You could make a case that Franke has assiduously pursued this merger because he's smart enough to realize that the nation's other carriers have finally figured out how to deal with him and his slash-and-burn tactics. He needs the heft to compete now that United and American are run by his acolytes and use essentially the same gimmicks. For all the damage Franke has done to U.S. aviation, he's never had the impact here as he has had with his other vehicles: Wizz Air in Eastern Europe; JetSmart in Chile; and Volaris in Mexico.

But that's a niggling observation. Franke has been a disruptive innovator--a negative disrupter, but a disrupter nevertheless--since the day he bought America West out of bankruptcy in 1994. At the time he knew nothing about airlines, but he was an accomplished corporate cost-cutter. So he cut and cut and he kept cutting, stopping only to hire Doug Parker, now the chief executive of American Airlines, and Scott Kirby, now the CEO of United.

Low light of his tenure at America West? He called a scheduled flight back to Phoenix after it departed because the aircraft was needed to service a more profitable charter flight. Travelers on the scheduled flight were unceremoniously dumped back in Phoenix with nary an apology or explanation and waited hours for alternate transportation.

At Spirit from 2006 to his departure in 2013, Franke stood behind the former Killer Bs of US Air, Ben Baldanza and Barry Biffle, as he transformed an indistinct little regional carrier into a monstrosity that celebrated ugliness and nastiness as brand standard. Baldanza and Biffle once denied a ticket refund to a terminally ill Vietnam vet who was told by doctors not to fly. The Killer Bs and Franke's logic? The vet should have bought travel insurance. His imminent death had nothing to do with them. Another time, Baldanza turned away a customer complaint by explaining that said passenger would book another carrier if they charged a penny less than Spirit.

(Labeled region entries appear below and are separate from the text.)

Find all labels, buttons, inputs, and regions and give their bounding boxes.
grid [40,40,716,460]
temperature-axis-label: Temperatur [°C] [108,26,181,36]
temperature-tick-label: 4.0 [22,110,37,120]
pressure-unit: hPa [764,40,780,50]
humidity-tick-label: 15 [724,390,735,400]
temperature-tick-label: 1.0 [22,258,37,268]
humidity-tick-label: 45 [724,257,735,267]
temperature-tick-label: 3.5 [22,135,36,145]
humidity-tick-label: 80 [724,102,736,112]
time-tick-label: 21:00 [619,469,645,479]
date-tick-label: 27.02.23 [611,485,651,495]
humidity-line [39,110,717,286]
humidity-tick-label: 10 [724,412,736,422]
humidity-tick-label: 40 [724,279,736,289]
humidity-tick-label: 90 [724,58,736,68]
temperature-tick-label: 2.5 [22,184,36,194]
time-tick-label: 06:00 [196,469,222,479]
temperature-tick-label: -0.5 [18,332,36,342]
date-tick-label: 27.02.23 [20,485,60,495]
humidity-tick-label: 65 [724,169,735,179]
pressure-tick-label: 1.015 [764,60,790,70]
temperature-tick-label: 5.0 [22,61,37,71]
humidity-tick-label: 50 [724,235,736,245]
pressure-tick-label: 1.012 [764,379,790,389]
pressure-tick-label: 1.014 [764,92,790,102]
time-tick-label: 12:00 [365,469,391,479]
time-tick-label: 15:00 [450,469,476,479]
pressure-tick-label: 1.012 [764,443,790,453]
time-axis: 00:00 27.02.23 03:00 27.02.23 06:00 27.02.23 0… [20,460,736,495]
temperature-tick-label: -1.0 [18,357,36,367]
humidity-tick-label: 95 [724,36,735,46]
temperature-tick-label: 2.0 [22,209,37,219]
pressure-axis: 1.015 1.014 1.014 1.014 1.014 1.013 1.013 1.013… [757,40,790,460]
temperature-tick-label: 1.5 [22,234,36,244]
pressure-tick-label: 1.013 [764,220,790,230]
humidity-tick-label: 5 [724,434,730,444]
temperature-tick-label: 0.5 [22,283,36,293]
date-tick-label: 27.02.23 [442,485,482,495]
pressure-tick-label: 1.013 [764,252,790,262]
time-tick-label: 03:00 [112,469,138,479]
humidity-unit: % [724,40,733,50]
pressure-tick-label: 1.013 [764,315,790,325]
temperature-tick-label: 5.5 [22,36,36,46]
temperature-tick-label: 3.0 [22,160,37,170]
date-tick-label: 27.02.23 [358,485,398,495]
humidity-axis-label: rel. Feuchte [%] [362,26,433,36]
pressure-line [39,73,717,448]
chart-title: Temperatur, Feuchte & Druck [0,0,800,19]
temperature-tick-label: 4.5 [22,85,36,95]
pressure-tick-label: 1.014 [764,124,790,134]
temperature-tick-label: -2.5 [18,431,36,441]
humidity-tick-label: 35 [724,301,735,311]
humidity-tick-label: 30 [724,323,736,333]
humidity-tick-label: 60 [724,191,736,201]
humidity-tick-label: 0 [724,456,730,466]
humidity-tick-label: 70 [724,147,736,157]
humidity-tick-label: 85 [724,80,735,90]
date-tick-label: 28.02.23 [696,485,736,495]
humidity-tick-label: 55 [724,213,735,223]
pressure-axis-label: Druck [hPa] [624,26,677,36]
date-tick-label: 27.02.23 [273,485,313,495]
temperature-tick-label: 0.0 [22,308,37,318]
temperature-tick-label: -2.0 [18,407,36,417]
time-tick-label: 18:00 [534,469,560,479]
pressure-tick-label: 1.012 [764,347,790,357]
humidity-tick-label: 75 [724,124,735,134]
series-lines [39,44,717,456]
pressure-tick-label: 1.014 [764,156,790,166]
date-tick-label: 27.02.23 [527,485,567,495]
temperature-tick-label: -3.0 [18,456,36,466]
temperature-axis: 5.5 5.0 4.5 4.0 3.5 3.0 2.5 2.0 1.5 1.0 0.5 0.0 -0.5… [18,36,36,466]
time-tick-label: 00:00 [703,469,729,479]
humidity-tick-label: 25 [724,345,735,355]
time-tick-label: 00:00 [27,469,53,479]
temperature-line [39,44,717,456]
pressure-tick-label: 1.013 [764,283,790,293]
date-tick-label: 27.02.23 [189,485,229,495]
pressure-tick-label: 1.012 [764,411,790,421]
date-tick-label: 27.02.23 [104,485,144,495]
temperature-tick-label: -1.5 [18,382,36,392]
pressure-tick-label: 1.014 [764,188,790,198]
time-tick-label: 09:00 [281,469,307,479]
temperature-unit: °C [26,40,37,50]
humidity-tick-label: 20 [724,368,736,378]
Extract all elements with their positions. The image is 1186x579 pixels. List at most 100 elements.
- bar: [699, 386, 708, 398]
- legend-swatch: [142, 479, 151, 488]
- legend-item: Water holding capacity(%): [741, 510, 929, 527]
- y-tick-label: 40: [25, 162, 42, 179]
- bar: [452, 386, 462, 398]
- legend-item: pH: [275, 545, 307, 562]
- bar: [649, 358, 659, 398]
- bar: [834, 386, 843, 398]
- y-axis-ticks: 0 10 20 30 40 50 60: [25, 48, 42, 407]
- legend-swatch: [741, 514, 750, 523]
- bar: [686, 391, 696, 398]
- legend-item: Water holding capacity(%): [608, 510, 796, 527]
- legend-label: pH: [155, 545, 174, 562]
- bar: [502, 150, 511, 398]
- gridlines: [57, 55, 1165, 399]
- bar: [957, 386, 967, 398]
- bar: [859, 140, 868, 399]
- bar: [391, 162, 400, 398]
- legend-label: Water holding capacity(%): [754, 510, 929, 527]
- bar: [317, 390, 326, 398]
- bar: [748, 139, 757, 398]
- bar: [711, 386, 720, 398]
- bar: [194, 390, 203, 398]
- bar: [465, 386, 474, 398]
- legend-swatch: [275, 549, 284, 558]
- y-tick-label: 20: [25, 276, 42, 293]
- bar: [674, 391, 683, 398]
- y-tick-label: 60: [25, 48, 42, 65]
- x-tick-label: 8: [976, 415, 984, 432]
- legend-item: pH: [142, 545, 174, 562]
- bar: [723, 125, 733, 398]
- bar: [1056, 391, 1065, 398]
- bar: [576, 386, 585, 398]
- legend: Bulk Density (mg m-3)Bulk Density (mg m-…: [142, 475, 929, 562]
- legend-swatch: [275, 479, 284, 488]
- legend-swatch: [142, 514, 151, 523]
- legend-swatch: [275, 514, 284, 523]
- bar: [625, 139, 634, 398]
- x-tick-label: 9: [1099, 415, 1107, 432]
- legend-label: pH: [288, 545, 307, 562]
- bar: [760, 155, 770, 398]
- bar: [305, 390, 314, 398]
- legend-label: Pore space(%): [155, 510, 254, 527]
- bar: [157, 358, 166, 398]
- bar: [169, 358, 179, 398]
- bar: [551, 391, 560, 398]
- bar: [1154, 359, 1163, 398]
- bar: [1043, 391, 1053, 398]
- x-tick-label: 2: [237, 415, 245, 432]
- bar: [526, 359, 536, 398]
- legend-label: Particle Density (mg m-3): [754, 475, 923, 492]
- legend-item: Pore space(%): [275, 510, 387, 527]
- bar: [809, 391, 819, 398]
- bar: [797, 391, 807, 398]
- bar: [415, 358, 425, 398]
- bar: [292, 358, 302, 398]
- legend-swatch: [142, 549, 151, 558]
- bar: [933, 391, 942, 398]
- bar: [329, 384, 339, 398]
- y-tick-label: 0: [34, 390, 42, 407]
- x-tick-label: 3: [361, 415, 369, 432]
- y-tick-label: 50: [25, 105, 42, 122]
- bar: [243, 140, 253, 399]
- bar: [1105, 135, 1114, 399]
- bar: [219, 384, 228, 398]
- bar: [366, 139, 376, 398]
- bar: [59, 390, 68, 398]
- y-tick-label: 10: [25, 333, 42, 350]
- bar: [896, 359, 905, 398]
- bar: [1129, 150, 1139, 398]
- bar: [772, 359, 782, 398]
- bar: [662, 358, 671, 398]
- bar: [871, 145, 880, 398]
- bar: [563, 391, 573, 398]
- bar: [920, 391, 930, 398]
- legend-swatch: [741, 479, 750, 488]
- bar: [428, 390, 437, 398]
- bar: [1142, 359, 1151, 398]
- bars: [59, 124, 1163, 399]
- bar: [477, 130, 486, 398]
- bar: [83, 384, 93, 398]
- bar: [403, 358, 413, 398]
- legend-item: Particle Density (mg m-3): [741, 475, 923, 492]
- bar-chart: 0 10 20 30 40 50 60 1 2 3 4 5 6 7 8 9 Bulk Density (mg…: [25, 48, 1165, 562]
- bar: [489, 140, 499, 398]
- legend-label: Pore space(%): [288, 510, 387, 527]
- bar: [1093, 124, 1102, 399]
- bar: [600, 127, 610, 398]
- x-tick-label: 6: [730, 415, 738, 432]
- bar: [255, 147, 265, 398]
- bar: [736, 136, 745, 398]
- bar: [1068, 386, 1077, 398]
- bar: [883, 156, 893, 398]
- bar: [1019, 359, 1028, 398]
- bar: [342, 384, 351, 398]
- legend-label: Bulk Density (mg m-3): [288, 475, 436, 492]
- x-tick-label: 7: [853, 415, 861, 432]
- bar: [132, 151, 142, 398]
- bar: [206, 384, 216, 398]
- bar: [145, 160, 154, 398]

When Franke's first attempt to fuse Spirit and Frontier failed in 2013, he sold his interest in Spirit and bought Frontier. He dismissed David Siegel, another notorious US Air cost cutter, because he wasn't sufficiently dedicated to slashing and burning. Franke brought in Biffle and they cut and they cut and they cut until Frontier was even ickier and less passenger-friendly than Spirit. They laid off call-center employees, entered and exited markets with head-spinning speed and regularly melted down because of its miserably skeletal staffing and aged technology. Monday's ground stop was an almost comical counterpoint to Franke's oft-repeated claim that he gives passengers the chance to fly with low fares. All too often, they don't get to fly at all.

But through all this, Franke has recognized one distressing travel truth: Some flyers are dumb enough or desperate enough to buy into his fantasy of low fares and then allow themselves to be caught in his web of rapacious fees and operational ineptitude. His dedication to flying garbage and his conviction that another traveling sucker will come along any minute has made him even wealthier than he could have imagined in 1994.

For nearly 30 years, Bill Franke has laid our flying souls to waste. No government has stopped him. No regulatory agency has disciplined him. He has found willing allies who traded their souls for executive positions. And rather than be better, big airlines around the world have joined his relentless race to the bottom.

Every time Franke wins, we lose. If a Frontier-Spirit merger passes regulatory muster, we'll lose again. And Franke will be there to explain that he does it all for our benefit. That's how the devil operates.